A new treatment that could help children born with a rare genetic condition has been developed at the Washington University School of Medicine in Missouri based on a two-decades-old discovery by a researcher now at the Greenwood Genetic Center.

The condition, ectodermal dysplasia, anhidrotic, or EDA, causes sparse hair, abnormal or missing teeth and no sweat glands and largely affects boys, according to the center. An inability to sweat can lead to hyperthermia, which can cause brain damage, officials said.
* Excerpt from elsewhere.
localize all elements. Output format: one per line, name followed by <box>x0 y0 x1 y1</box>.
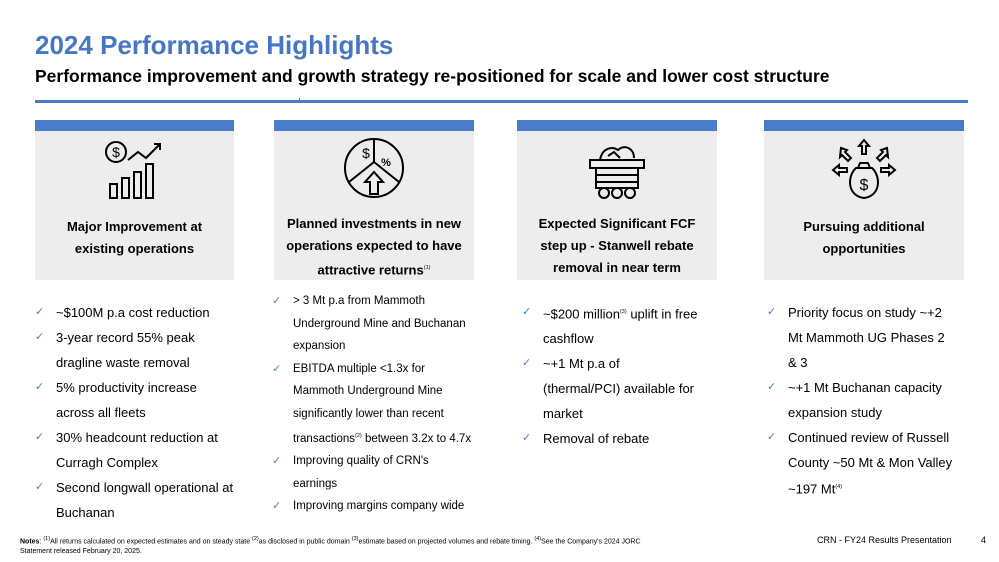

The new treatment, which is in clinical trials now, is a recombinant protein that initiates a cascade of molecular and cellular events that leads to the proper development of hair, teeth and sweat glands, said Dr. Anand Srivastava, associate director of the JC Self Research Institute’s Center for Molecular Studies at GGC.

Prior to arriving at GGC in 1995, Srivastava identified the gene that causes EDA while he was a researcher at Washington University, according to the center. In the intervening years, he and a team of international colleagues continued to work on the condition.

The drug, which was developed by Edimer Pharmaceuticals, has been shown to correct some of the symptoms of the condition, officials said.

“This drug is showing great promise as a therapy and potential cure for patients with … EDA,” said Srivastava. “We are so excited that our work here at GGC has been instrumental in the understanding of this disease that has led to this breakthrough.”

Clinical trials began in 2012 that call for five doses of the drug administered intravenously during the first month of life, officials said.

“This is a great success story of a disease gene discovery leading to diagnosis and treatment,” said GGC director Dr. Steve Skinner, “and exemplifies the importance of partnerships between research laboratories, clinicians and industry to achieve treatment realities for many genetic disorders.”

Read more of the original article here.

16 thoughts on “Possible New Treatment for Ectodermal Dysplasia Through Research at Greenwood Genetic Center”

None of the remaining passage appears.